The women were invited to New York by the UN Department of Economic and Social Affairs to showcase to other NGOs how determination can help to uplift the most suppressed women.

Their presence at the world body also highlighted that the basic sanitation facility still eludes millions in India and thousands of low caste women are in the trade of cleaning human excreta from open-air (non-septic) toilets, that too for a pittance.

Addressing dignitaries including Vijay Nambiar, Indian chief of staff of the UN secretary-general, gathered to witness the unique event, Bindeshwar Pathak, founder of Sulabh International, said: “This is for the first time that these people are being brought to the forefront. This is to spread a message to the entire world that they are not untouchables, they too have a life.”

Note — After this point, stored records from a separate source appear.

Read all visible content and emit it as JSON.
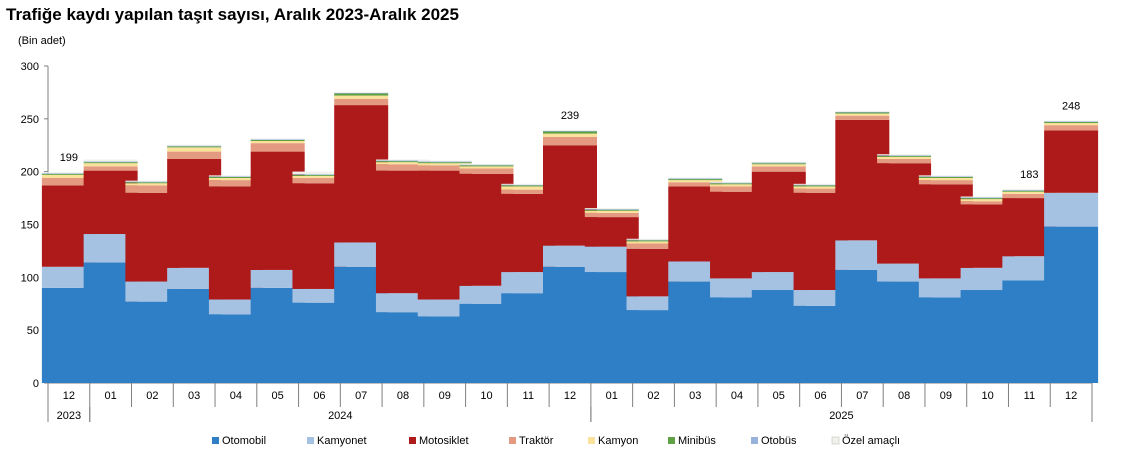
{
  "title": "Trafiğe kaydı yapılan taşıt sayısı, Aralık 2023-Aralık 2025",
  "chart_data": {
    "type": "bar",
    "stacked": true,
    "unit_label": "(Bin adet)",
    "ylim": [
      0,
      300
    ],
    "yticks": [
      0,
      50,
      100,
      150,
      200,
      250,
      300
    ],
    "grid": false,
    "legend_position": "bottom",
    "categories": [
      "12",
      "01",
      "02",
      "03",
      "04",
      "05",
      "06",
      "07",
      "08",
      "09",
      "10",
      "11",
      "12",
      "01",
      "02",
      "03",
      "04",
      "05",
      "06",
      "07",
      "08",
      "09",
      "10",
      "11",
      "12"
    ],
    "year_groups": [
      {
        "label": "2023",
        "start": 0,
        "end": 0
      },
      {
        "label": "2024",
        "start": 1,
        "end": 12
      },
      {
        "label": "2025",
        "start": 13,
        "end": 24
      }
    ],
    "totals_labels": [
      {
        "index": 0,
        "text": "199"
      },
      {
        "index": 12,
        "text": "239"
      },
      {
        "index": 23,
        "text": "183"
      },
      {
        "index": 24,
        "text": "248"
      }
    ],
    "series": [
      {
        "name": "Otomobil",
        "color": "#2e7fc5",
        "values": [
          90,
          114,
          77,
          89,
          65,
          90,
          76,
          110,
          67,
          63,
          75,
          85,
          110,
          105,
          69,
          96,
          81,
          88,
          73,
          107,
          96,
          81,
          88,
          97,
          148
        ]
      },
      {
        "name": "Kamyonet",
        "color": "#a6c2e3",
        "values": [
          20,
          27,
          19,
          20,
          14,
          17,
          13,
          23,
          18,
          16,
          17,
          20,
          20,
          24,
          13,
          19,
          18,
          17,
          15,
          28,
          17,
          18,
          21,
          23,
          32
        ]
      },
      {
        "name": "Motosiklet",
        "color": "#ae1a1a",
        "values": [
          77,
          60,
          84,
          103,
          107,
          112,
          100,
          130,
          116,
          122,
          106,
          74,
          95,
          28,
          45,
          71,
          82,
          95,
          92,
          114,
          95,
          89,
          60,
          55,
          59
        ]
      },
      {
        "name": "Traktör",
        "color": "#e39a80",
        "values": [
          7,
          4,
          7,
          7,
          6,
          8,
          5,
          6,
          6,
          5,
          5,
          4,
          8,
          4,
          5,
          4,
          5,
          5,
          4,
          4,
          4,
          4,
          3,
          4,
          5
        ]
      },
      {
        "name": "Kamyon",
        "color": "#fbe29b",
        "values": [
          3,
          3,
          2,
          4,
          2,
          2,
          2,
          3,
          2,
          2,
          2,
          3,
          3,
          2,
          2,
          2,
          2,
          2,
          2,
          2,
          2,
          2,
          2,
          2,
          2
        ]
      },
      {
        "name": "Minibüs",
        "color": "#5fa246",
        "values": [
          1,
          1,
          1,
          1,
          1,
          1,
          1,
          2,
          1,
          1,
          1,
          1,
          2,
          1,
          1,
          1,
          1,
          1,
          1,
          1,
          1,
          1,
          1,
          1,
          1
        ]
      },
      {
        "name": "Otobüs",
        "color": "#97b3dc",
        "values": [
          0.6,
          0.6,
          0.6,
          0.6,
          0.6,
          0.6,
          0.6,
          0.6,
          0.6,
          0.6,
          0.6,
          0.6,
          0.6,
          0.6,
          0.6,
          0.6,
          0.6,
          0.6,
          0.6,
          0.6,
          0.6,
          0.6,
          0.6,
          0.6,
          0.6
        ]
      },
      {
        "name": "Özel amaçlı",
        "color": "#f1f1ec",
        "values": [
          0.9,
          2,
          0.9,
          0.9,
          0.9,
          0.9,
          2.5,
          0.9,
          0.9,
          0.9,
          0.9,
          0.9,
          0.9,
          0.9,
          0.9,
          0.9,
          0.9,
          0.9,
          0.9,
          0.9,
          0.9,
          0.9,
          0.9,
          0.9,
          0.9
        ]
      }
    ]
  }
}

Sulabh International, with a nationwide network of modern public toilets in India, has helped transform the lives of hundred of women in India through sustainable programmes that bring them livelihoods other than scavenging such as embroidery and making noodles and pickles.

Pathak said that the UN show was a symbol of the liberation of a century old scavenging practice in India. He observed that Mahatma Gandhi wanted to eradicate the practice and bring scavengers to the national mainstream and this UN honour to the 36 former scavengers was fulfillment of his dream.

Sulabh has developed two technologies, one for individual households and the other for public toilets, so that the practice of manual cleaning of excreta is dispensed with. “After relieving scavengers from the demeaning practice, we have imparted to them education and vocational training, to enable them becoming self-employed,” Dr.Pathak said in his speech.

For these 36 women from the lowest strata of society, it was a long journey from being scavengers carrying night soil in a small town like Alwar to a chance to walk on the ramp and rub shoulders with celebrities in New York

As recently as four years ago, these downtrodden women were engaged in the traditional family practice of cleaning night soil in their localities. They were helped in giving up their work by a vocational training centre, Nai Disha (new direction), an initiative of the Sulabh Sanitation movement in Alwar. Each one of them is now an active member of a group to motivate her scavenging sisters to resign the lives of drudgery and humiliation.

A book containing the success story of these liberated women titled “The Princesses of Alwar” was released by UN officials at the Wednesday event.